Некоторые девчонки в порывах откровений плакали и говорили, что хотят сбежать из этого проклятого места, где в случае неповиновения подвергались избиениям нашими надзирателями и терпели извращенные фантазии клиентов, покорно исполняя их прихоти. Я же лишь лелеяла надежду, что мы и впрямь заработаем на клуб и будем там танцевать. Но главной мечтой был Овидайо…
Проведя пару лет такого существования, мы потеряли одну из девушек. Она покончила с собой, повесившись в гостиной. Ее обнаружила Ракуэль, но не успела прочитать предсмертную записку, отнятую амбалами, прибежавшими на крик испуганной девушки.
Вскоре усопшую сменила новая девочка, лет восемнадцати.
Овидайо с каждым месяцем появлялся все реже и реже. За время существования притона, он не прикоснулся ни к одной из нас. А именно этого я и жаждала душой и телом. Купаясь в объятиях сотен незнакомых мужчин, я думала лишь о нем.
Не смотря на то, что всех нас пичкали противозачаточными, одна умудрилась забеременеть, став своеобразной экзотикой для клиентов, принося еще больше дохода. Никто так и не понял, куда дели ребенка после того, как она разродилась прямо в ванной под присмотром наемной врачихи, следившей за нашим здоровьем.
Годы, проведенные взаперти, уже должны были обеспечить приличную сумму, но вестей об открытии клуба так и не было. Как-то Ови забрел в наш притон, и я решилась спросить о дальнейших планах. Он говорил, что возникли некоторые сложности. Он говорил и говорил, тогда я решила, что либо сейчас либо никогда. И соблазнила его. Это был единственный в моей жизни раз, когда я занималась любовью…
После этого он не появлялся уже целый месяц, как в квартиру ворвались полицейские, арестовав всех, кто в ней находился. После выяснения обстоятельств девушек отпустили, а амбалы остались дожидаться суда.
Я не могла давать показаний против Овидайо, которого удалось обнаружить по наводкам наших надзирателей, и утверждала под присягой, что находилась в притоне добровольно. Остальные девушки опровергали мои заявления, и его осудили на два года. Я решила дождаться Ови из тюрьмы. У меня не было никаких средств к существованию, и мне негде было жить. Поступали предложения пойти прачкой или уборщицей, но подобное было не по мне. Тогда я занялась единственным делом, которое умела и любила, но в намного менее стерильных условиях, чем прежде. Вскоре у меня обнаружился СПИД.
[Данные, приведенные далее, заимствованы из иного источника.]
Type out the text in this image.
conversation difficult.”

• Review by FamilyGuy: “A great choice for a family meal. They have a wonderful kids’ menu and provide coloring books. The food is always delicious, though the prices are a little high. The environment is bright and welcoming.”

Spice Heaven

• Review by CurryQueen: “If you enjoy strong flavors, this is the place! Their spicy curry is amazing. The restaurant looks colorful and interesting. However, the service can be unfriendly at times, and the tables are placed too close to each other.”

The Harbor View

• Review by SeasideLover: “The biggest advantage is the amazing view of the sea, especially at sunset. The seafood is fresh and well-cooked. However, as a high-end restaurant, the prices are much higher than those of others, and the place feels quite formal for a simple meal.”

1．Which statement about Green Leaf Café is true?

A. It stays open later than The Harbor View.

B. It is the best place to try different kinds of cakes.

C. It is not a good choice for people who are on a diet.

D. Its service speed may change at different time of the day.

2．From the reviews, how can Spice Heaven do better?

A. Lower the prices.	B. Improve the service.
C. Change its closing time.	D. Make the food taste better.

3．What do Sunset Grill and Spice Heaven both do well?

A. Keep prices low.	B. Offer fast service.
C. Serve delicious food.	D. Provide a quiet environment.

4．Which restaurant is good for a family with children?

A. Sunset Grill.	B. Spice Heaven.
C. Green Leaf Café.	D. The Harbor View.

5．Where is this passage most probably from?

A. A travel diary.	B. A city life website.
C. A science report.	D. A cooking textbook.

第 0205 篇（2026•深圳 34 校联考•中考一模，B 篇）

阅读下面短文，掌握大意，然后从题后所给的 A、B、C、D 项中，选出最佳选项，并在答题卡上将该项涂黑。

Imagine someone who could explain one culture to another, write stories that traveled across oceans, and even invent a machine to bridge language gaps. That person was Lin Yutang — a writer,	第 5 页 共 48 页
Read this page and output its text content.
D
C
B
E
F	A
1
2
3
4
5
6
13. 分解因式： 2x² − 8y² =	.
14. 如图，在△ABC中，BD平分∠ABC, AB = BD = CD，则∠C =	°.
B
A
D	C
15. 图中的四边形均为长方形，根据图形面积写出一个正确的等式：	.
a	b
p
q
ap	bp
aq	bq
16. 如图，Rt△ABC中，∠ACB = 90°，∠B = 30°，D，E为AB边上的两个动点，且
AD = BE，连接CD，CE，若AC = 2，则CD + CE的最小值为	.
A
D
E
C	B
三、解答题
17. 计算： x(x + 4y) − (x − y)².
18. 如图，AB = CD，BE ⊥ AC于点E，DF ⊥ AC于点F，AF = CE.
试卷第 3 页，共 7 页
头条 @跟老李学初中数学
Кто-то начинает считать собравшихся фактически друзьями, сроднившись с ними за пребывание в бесконечности бок о бок. Иные испытывают менее добрые чувства, устав от постоянного однообразия, разбавляемого лишь изредка.
– Давайте поблагодарим Кассандру за то, что она поделилась с нами своей историей.
– Спасибо, Кассандра.
Высвеченные во мраке лица вновь оглядывают друг друга, думая кто из оставшихся начнет рассказ.
– Джемма, теперь ты.
Самым счастливым временем в моей жизни было детство. Мы жили в большом доме у наших собственников, относившихся к нам почти как к родным. Мама следила за хозяйством, бабушка трудилась кухаркой, отец с дедом заведовали ремонтом и вкалывали на поле, попутно следя за остальными рабочими, а мы с сестрой всегда были на подхвате.
Но Гражданская Война разрушила идиллию, унеся жизни всех моих родных и хозяев кроме Деспины, младшей дочери наших владельцев.
Она была старше меня на пять лет и к концу сражений стала двадцатилетней красавицей и единственной владелицей имения. Она была благосклонна ко мне и предложила остаться помогать ей на условиях добровольного найма. Она исправно платила, сколько могла, и была всегда добра и приветлива.
Вдвоем сложно было справляться с огромными территориями, захиревшими еще во время войны. Поэтому Деспина приняла решение продать поместье и купить ткацкую мануфактуру. Дела пошли в гору, и я во всем помогала своей теперь уже соратнице и подруге, учась основам управления и ведения дел. Но спустя шесть лет Деспину хватил столбняк, сведя в могилу. Мануфактуру я переписала на себя, подделав документы, будто она передала мне ее еще при жизни. Став полноправной хозяйкой производства, я смогла применить все свои деловые качества. Трудности были на каждом шагу, связанные со многими аспектами, включая мой юный возраст и цвет кожи, но я стоически их преодолевала. Я наняла белого презентабельного мужчину, чтобы он представлял мои интересы перед клиентами и партнерами, так как их отталкивало мое происхождение, пол и годы. Я сделала все, чтобы мое дело стало успешным. Наградой были деньги, коих я в жизни не видывала.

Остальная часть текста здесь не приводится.